The stability of the prepared membranes in water treatment application can be evaluated by immersing it in solution composed of mixture from 0.1 M HCl to 0.1 M EDTA and stirred for 4 h, then washed with distilled water several times till the pH of water solution became neutral. The adsorption efficiency of metal ions by each cross-linked membrane after the second cycle was about 10% lower efficiency than its original.

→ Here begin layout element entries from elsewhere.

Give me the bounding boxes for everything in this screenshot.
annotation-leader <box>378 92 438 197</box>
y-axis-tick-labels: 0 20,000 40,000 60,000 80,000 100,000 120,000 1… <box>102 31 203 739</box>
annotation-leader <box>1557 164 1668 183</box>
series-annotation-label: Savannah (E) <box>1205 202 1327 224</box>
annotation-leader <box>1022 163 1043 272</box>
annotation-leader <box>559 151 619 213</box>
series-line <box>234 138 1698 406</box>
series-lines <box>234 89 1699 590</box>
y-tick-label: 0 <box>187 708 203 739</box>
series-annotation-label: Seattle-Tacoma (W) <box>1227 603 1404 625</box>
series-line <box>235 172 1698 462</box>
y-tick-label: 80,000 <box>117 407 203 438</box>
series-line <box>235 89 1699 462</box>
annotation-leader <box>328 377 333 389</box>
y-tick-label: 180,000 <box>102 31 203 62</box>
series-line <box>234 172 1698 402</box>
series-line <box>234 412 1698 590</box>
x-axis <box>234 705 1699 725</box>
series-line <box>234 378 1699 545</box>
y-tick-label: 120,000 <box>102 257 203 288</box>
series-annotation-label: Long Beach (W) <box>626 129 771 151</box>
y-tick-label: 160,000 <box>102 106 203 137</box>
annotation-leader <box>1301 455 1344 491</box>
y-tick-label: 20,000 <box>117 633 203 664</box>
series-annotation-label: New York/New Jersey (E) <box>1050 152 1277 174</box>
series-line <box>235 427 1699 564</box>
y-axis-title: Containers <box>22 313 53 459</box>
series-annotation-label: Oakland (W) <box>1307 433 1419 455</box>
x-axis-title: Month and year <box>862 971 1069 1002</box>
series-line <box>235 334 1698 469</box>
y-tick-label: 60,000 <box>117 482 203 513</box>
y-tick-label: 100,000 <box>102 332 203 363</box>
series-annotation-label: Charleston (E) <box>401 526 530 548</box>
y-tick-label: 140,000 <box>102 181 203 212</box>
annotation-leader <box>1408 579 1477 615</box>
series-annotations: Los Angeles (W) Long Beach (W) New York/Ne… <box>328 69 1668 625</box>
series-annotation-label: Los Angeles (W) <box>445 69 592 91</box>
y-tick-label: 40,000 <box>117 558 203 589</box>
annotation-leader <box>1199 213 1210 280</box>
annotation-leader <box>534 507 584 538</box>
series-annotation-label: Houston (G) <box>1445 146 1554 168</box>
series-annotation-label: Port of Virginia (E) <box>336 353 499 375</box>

The adsorption efficiency of the prepared membranes was remained about 70% by the 6 cycle [61]. This indicated that the prepared membranes can be used for water treatment from heavy metal ions for 6 cycle.

Conclusions

In this research, different cross-linked membranes (PVA-A)1–3, (PVA-P)1–3, (PVA-AG) and (PVA-PG) were synthesized successfully through the reaction between PVA and different concentrations of heterocyclic compounds [N,Nʹ-bi-α-azido succinimide (A) or N-phthalimido-α-azido succinimide (P)] and glutaraldehyde (G), respectively. The new membranes were characterized using various tools for analysis. Swelling behavior of the new membranes decreased and gel fraction increased as heteroatoms and carbon chain incorporated in membranes due to the network structures. (PVA-AG) membrane showed the highest gel fraction while (PVA-P)1–3 membranes exhibited the highest swelling capacity in different solvents. The thermal stability of membranes was enhanced after the cross-linking with (G). Hence, the surface morphology study of the membranes revealed particles, rocks and porous structure compared to smooth structure of PVA which confirmed the chemical modification of PVA with the monomers. Based on XRD results, the crystallinity was decreased with increasing the concentration of the monomers in the (PVA-A)1–3 and (PVA-P)1–3 membranes, however the highest crystallinity was observed after cross-linking with glutaraldehyde (PVA-AG) and (PVA-PG). (PVA-AG) showed superior activity compared to the reference antibiotic Ciprofloxacin. Furthermore, the in vitro release profiles showed sustained released for LD reached 94.59% represented by (PVA-A)1 membrane which displayed the highest LD loaded percent (57.37%). Moreover, (PVA-AG) membrane revealed the highest adsorption efficiency of metal ions [Cu2 + , Co2 +  and Hg2 +]. It can be concluded that the chemical modification of PVA with heterocyclic compounds [N,Nʹ-bi-α-azido succinimide (A) and N-phthalimido-α-azido succinimide (P)] improved its physicochemical properties and enhanced its antibacterial activity, drug delivery efficiency and metal ions adsorption capacity from aqueous medium.